Lenski: This is the death which occurs in baptism by contrition and repentance. It is expressed in mystical language: ‘we died together with him.’ see Rom. 6:4, etc., where this language is fully explained. ... If we truly did so die, of which there is no doubt in the case of Paul and of Timothy, it is equally certain: ‘we shall live together with him.’ As he, risen from the dead (v. 8), lives to die no more, so by virtue of his life we ‘shall live together with him’ in heaven forever. Here the distant extremes: joint death in the past - joint living in the heavenly future are connected. The two form a paradox: having died - future living. ‘We’ in the verbs = Paul and Timothy. The fact that what is true of them is true also of all other Christians is self-evident. [= Ini adalah kematian yang terjadi dalam baptisan oleh penyesalan dan pertobatan.
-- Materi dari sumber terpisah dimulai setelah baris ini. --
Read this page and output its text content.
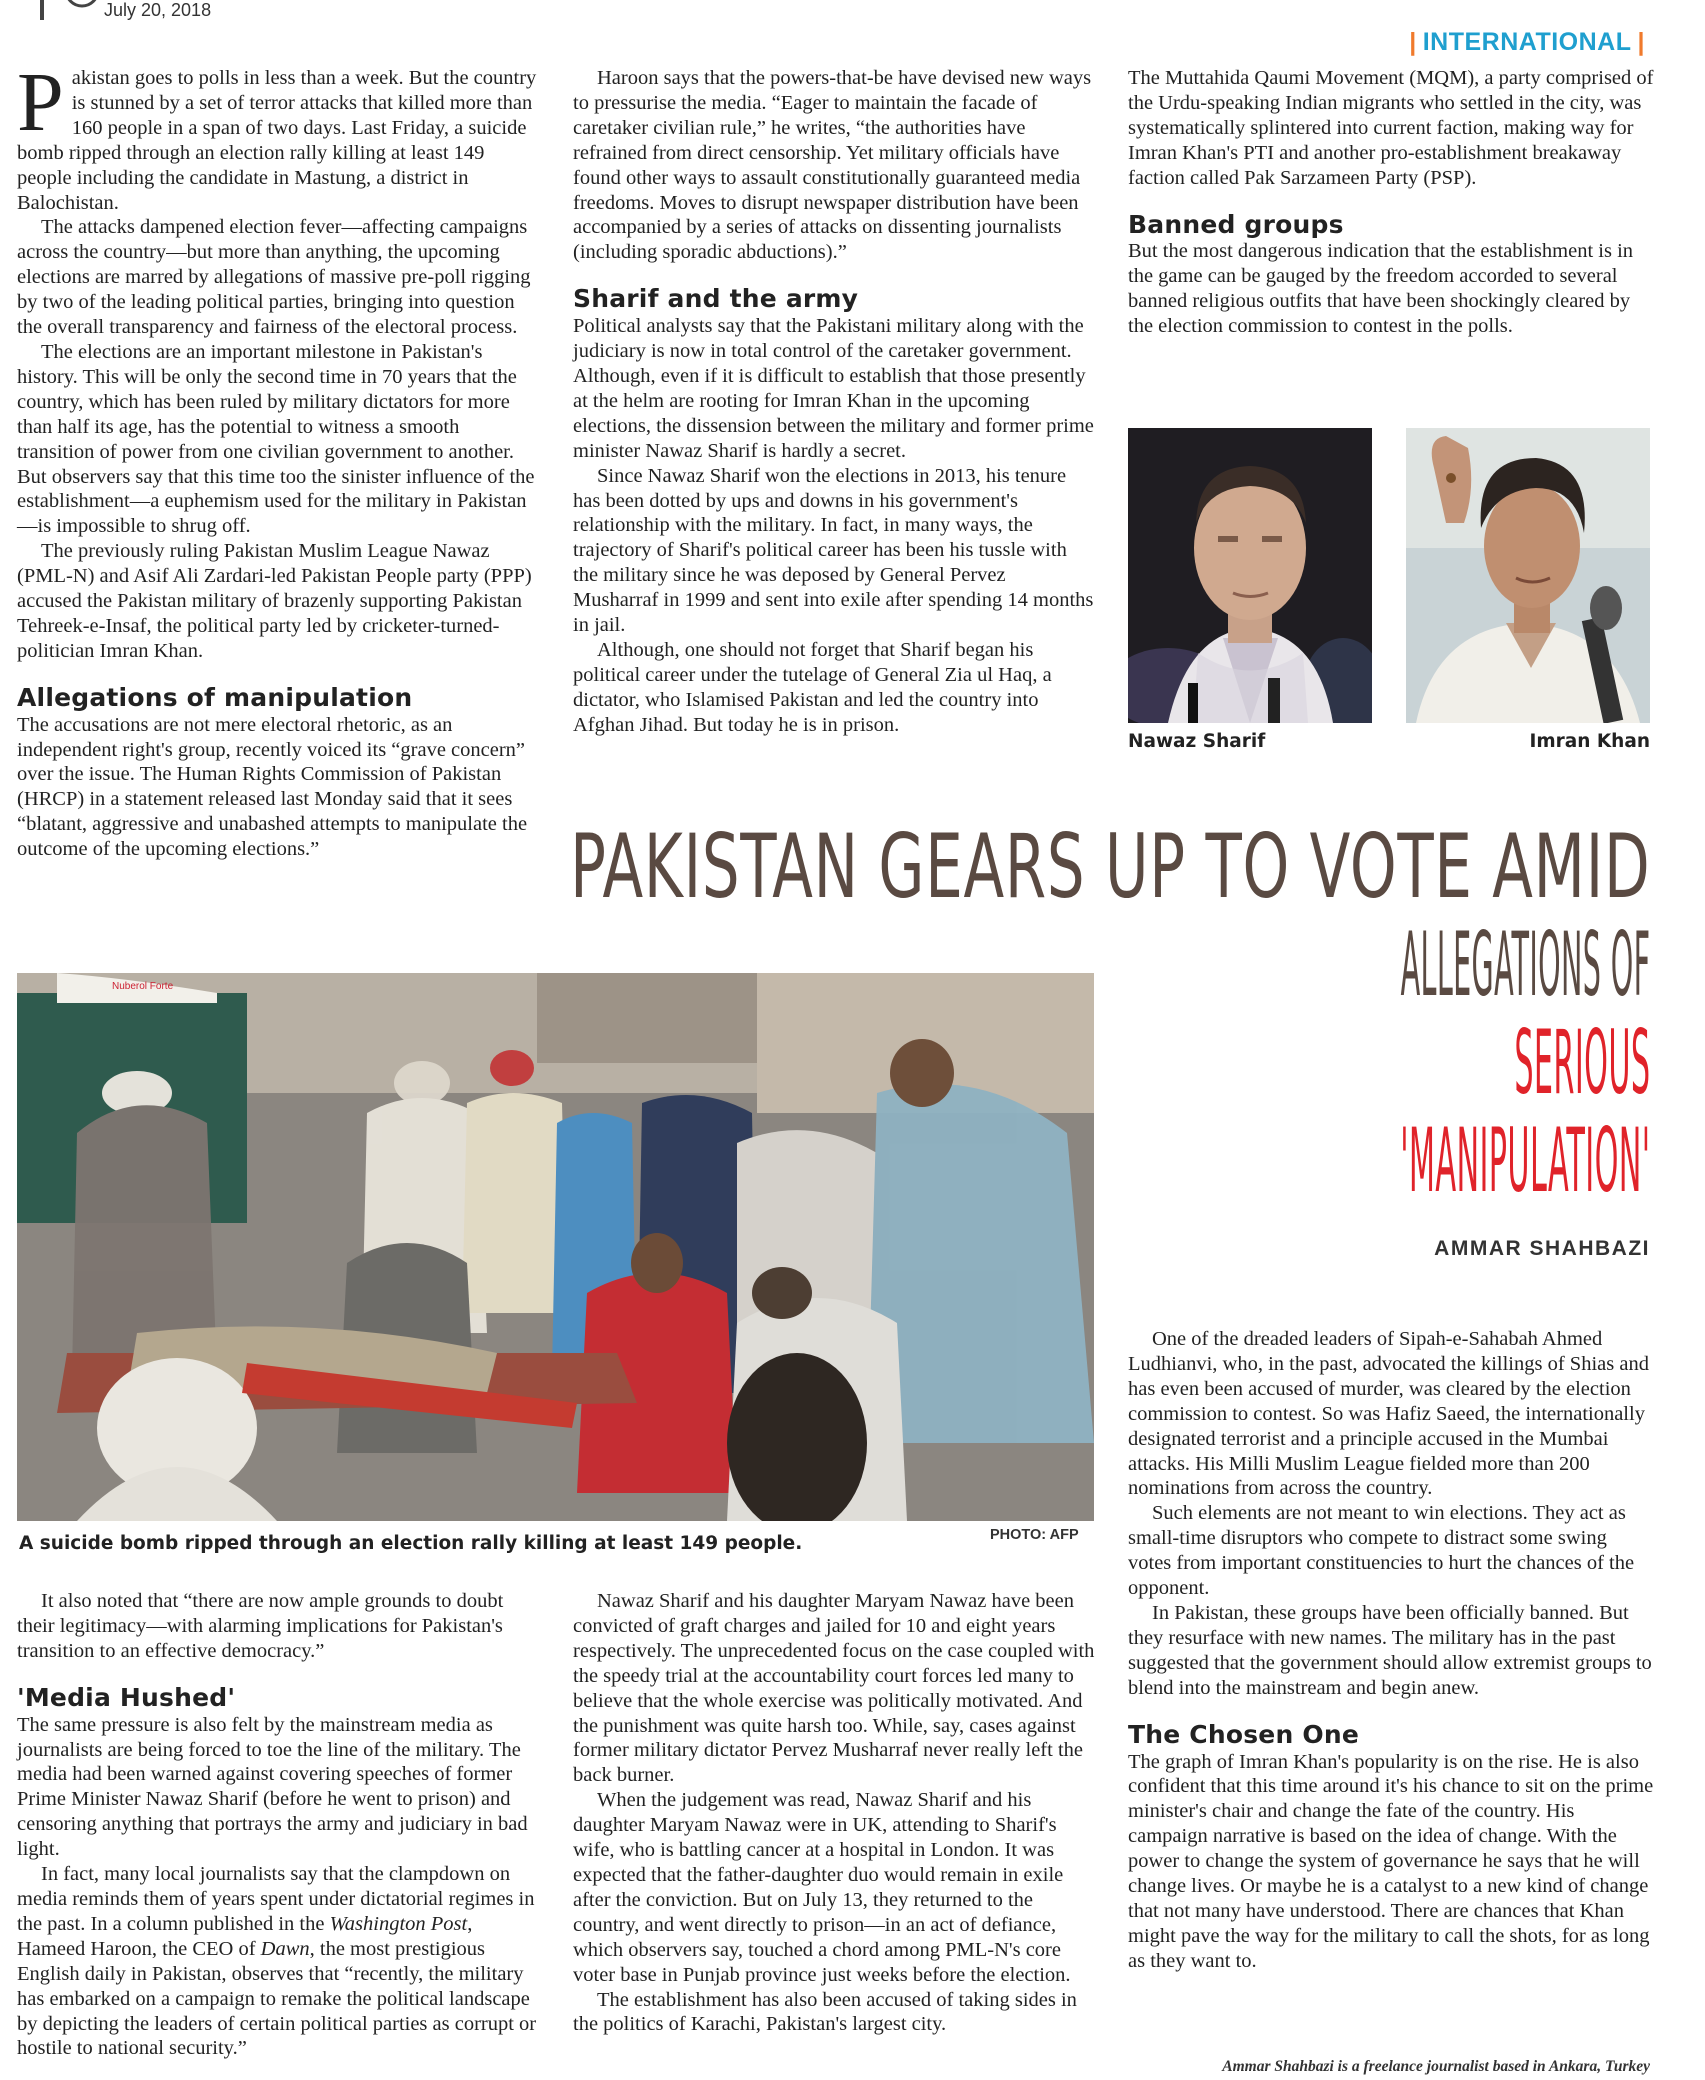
July 20, 2018
| INTERNATIONAL |

Pakistan goes to polls in less than a week. But the country is stunned by a set of terror attacks that killed more than 160 people in a span of two days. Last Friday, a suicide bomb ripped through an election rally killing at least 149 people including the candidate in Mastung, a district in Balochistan.

The attacks dampened election fever—affecting campaigns across the country—but more than anything, the upcoming elections are marred by allegations of massive pre-poll rigging by two of the leading political parties, bringing into question the overall transparency and fairness of the electoral process.

The elections are an important milestone in Pakistan's history. This will be only the second time in 70 years that the country, which has been ruled by military dictators for more than half its age, has the potential to witness a smooth transition of power from one civilian government to another. But observers say that this time too the sinister influence of the establishment—a euphemism used for the military in Pakistan—is impossible to shrug off.

The previously ruling Pakistan Muslim League Nawaz (PML-N) and Asif Ali Zardari-led Pakistan People party (PPP) accused the Pakistan military of brazenly supporting Pakistan Tehreek-e-Insaf, the political party led by cricketer-turned-politician Imran Khan.

Allegations of manipulation

The accusations are not mere electoral rhetoric, as an independent right's group, recently voiced its “grave concern” over the issue. The Human Rights Commission of Pakistan (HRCP) in a statement released last Monday said that it sees “blatant, aggressive and unabashed attempts to manipulate the outcome of the upcoming elections.”

Haroon says that the powers-that-be have devised new ways to pressurise the media. “Eager to maintain the facade of caretaker civilian rule,” he writes, “the authorities have refrained from direct censorship. Yet military officials have found other ways to assault constitutionally guaranteed media freedoms. Moves to disrupt newspaper distribution have been accompanied by a series of attacks on dissenting journalists (including sporadic abductions).”

Sharif and the army

Political analysts say that the Pakistani military along with the judiciary is now in total control of the caretaker government. Although, even if it is difficult to establish that those presently at the helm are rooting for Imran Khan in the upcoming elections, the dissension between the military and former prime minister Nawaz Sharif is hardly a secret.

Since Nawaz Sharif won the elections in 2013, his tenure has been dotted by ups and downs in his government's relationship with the military. In fact, in many ways, the trajectory of Sharif's political career has been his tussle with the military since he was deposed by General Pervez Musharraf in 1999 and sent into exile after spending 14 months in jail.

Although, one should not forget that Sharif began his political career under the tutelage of General Zia ul Haq, a dictator, who Islamised Pakistan and led the country into Afghan Jihad. But today he is in prison.

The Muttahida Qaumi Movement (MQM), a party comprised of the Urdu-speaking Indian migrants who settled in the city, was systematically splintered into current faction, making way for Imran Khan's PTI and another pro-establishment breakaway faction called Pak Sarzameen Party (PSP).

Banned groups

But the most dangerous indication that the establishment is in the game can be gauged by the freedom accorded to several banned religious outfits that have been shockingly cleared by the election commission to contest in the polls.

Nawaz Sharif	Imran Khan
PAKISTAN GEARS UP TO VOTE AMID
ALLEGATIONS OF
SERIOUS
'MANIPULATION'
AMMAR SHAHBAZI
Nuberol Forte
A suicide bomb ripped through an election rally killing at least 149 people.	PHOTO: AFP

One of the dreaded leaders of Sipah-e-Sahabah Ahmed Ludhianvi, who, in the past, advocated the killings of Shias and has even been accused of murder, was cleared by the election commission to contest. So was Hafiz Saeed, the internationally designated terrorist and a principle accused in the Mumbai attacks. His Milli Muslim League fielded more than 200 nominations from across the country.

Such elements are not meant to win elections. They act as small-time disruptors who compete to distract some swing votes from important constituencies to hurt the chances of the opponent.

In Pakistan, these groups have been officially banned. But they resurface with new names. The military has in the past suggested that the government should allow extremist groups to blend into the mainstream and begin anew.

The Chosen One

The graph of Imran Khan's popularity is on the rise. He is also confident that this time around it's his chance to sit on the prime minister's chair and change the fate of the country. His campaign narrative is based on the idea of change. With the power to change the system of governance he says that he will change lives. Or maybe he is a catalyst to a new kind of change that not many have understood. There are chances that Khan might pave the way for the military to call the shots, for as long as they want to.

It also noted that “there are now ample grounds to doubt their legitimacy—with alarming implications for Pakistan's transition to an effective democracy.”

'Media Hushed'

The same pressure is also felt by the mainstream media as journalists are being forced to toe the line of the military. The media had been warned against covering speeches of former Prime Minister Nawaz Sharif (before he went to prison) and censoring anything that portrays the army and judiciary in bad light.

In fact, many local journalists say that the clampdown on media reminds them of years spent under dictatorial regimes in the past. In a column published in the Washington Post, Hameed Haroon, the CEO of Dawn, the most prestigious English daily in Pakistan, observes that “recently, the military has embarked on a campaign to remake the political landscape by depicting the leaders of certain political parties as corrupt or hostile to national security.”

Nawaz Sharif and his daughter Maryam Nawaz have been convicted of graft charges and jailed for 10 and eight years respectively. The unprecedented focus on the case coupled with the speedy trial at the accountability court forces led many to believe that the whole exercise was politically motivated. And the punishment was quite harsh too. While, say, cases against former military dictator Pervez Musharraf never really left the back burner.

When the judgement was read, Nawaz Sharif and his daughter Maryam Nawaz were in UK, attending to Sharif's wife, who is battling cancer at a hospital in London. It was expected that the father-daughter duo would remain in exile after the conviction. But on July 13, they returned to the country, and went directly to prison—in an act of defiance, which observers say, touched a chord among PML-N's core voter base in Punjab province just weeks before the election.

The establishment has also been accused of taking sides in the politics of Karachi, Pakistan's largest city.

Ammar Shahbazi is a freelance journalist based in Ankara, Turkey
Ini dinyatakan dalam kata-kata yang mistik: ‘kita telah mati dengan Dia’. lihat Ro 6:4, dst., dimana kata-kata ini dijelaskan sepenuhnya. ... Jika kita betul-betul mati seperti itu, tentang mana tidak ada keraguan dalam kasus dari Paulus dan Timotius, adalah sama pastinya: ‘kita akan hidup bersama-sama dengan Dia’. Seperti Dia, bangkit dari orang mati (ay 8), hidup dan tidak mati lagi, maka berdasarkan kehidupanNya kita ‘akan hidup bersama-sama dengan Dia’ di surga selama-lamanya. Di sini ada perbedaan jarak yang besar: ‘bersama-sama dalam kematian di masa lampau’ dihubungkan dengan ‘bersama-sama hidup di surga yang akan datang’. Keduanya membentuk suatu paradox: telah mati - hidup yang akan datang. ‘Kita / kami’ dalam kata-kata kerja ini = Paulus dan Timotius. Fakta bahwa apa yang benar tentang mereka juga adalah benar tentang semua orang Kristen yang lain adalah jelas.].

 

John Stott: The death with Christ which is here mentioned must refer, according to the context, not to our death to sin through union with Christ in his death, but rather to our death to self and to safety, as we take up the cross and follow Christ. The former Paul describes in Romans 6:3 (‘do you not know that all of us who have been baptized into Christ Jesus were baptized into his death?’); the latter he expresses both in 1 Corinthians 15:31 (‘I die every day’) and in 2 Corinthians 4:10 (‘always carrying in the body the death of Jesus’). That this is the meaning in the hymn fragments seems plain from the fact that to ‘have died with Christ’ and to ‘endure’ are parallel expressions. So the Christian life is depicted as a life of dying, a life of enduring. Only if we share Christ’s death on earth, shall we share his life in heaven. Only if we share his sufferings and endure, shall we share his reign in the hereafter. For the road to life is death, and the road to glory suffering (cf. Rom. 8:17; 2 Cor. 4:17). [= Kematian bersama Kristus yang di sini disebutkan harus menunjuk, sesuai dengan kontext, bukan pada kematian kita terhadap dosa melalui persatuan dengan Kristus dalam kematianNya, tetapi lebih kepada kematian kita terhadap diri sendiri dan pada keamanan, pada waktu kita memikul salib dan mengikuti Kristus. Yang pertama Paulus gambarkan dalam Roma 6:3 (‘tidak tahukah kamu, bahwa kita semua yang telah dibaptis ke dalam Kristus, telah dibaptis ke dalam kematianNya?’); yang belakangan ia nyatakan baik dalam 1Kor 15:31 (‘aku mati setiap hari’) dan dalam 2Kor 4:10 (‘selalu membawa dalam tubuh kematian dari Yesus’). Bahwa ini adalah arti dalam potongan / pecahan dari nyanyian pujian kelihatannya jelas dari fakta bahwa ‘mati bersama Kristus’ dan ‘bertekun / bertahan’ adalah ungkapan-ungkapan yang paralel. Demikianlah kehidupan Kristen digambarkan sebagai suatu kehidupan dari kematian, suatu kehidupan dari ketekunan / ketahanan. Hanya jika bersama-sama menanggung kematian Kristus di bumi, maka kita akan bersama-sama mengalami pemerintahanNya di alam baka. Karena jalan kepada kehidupan adalah kematian, dan jalan kepada kemuliaan adalah penderitaan (bdk. Ro 8:18; 2Kor 4:17)].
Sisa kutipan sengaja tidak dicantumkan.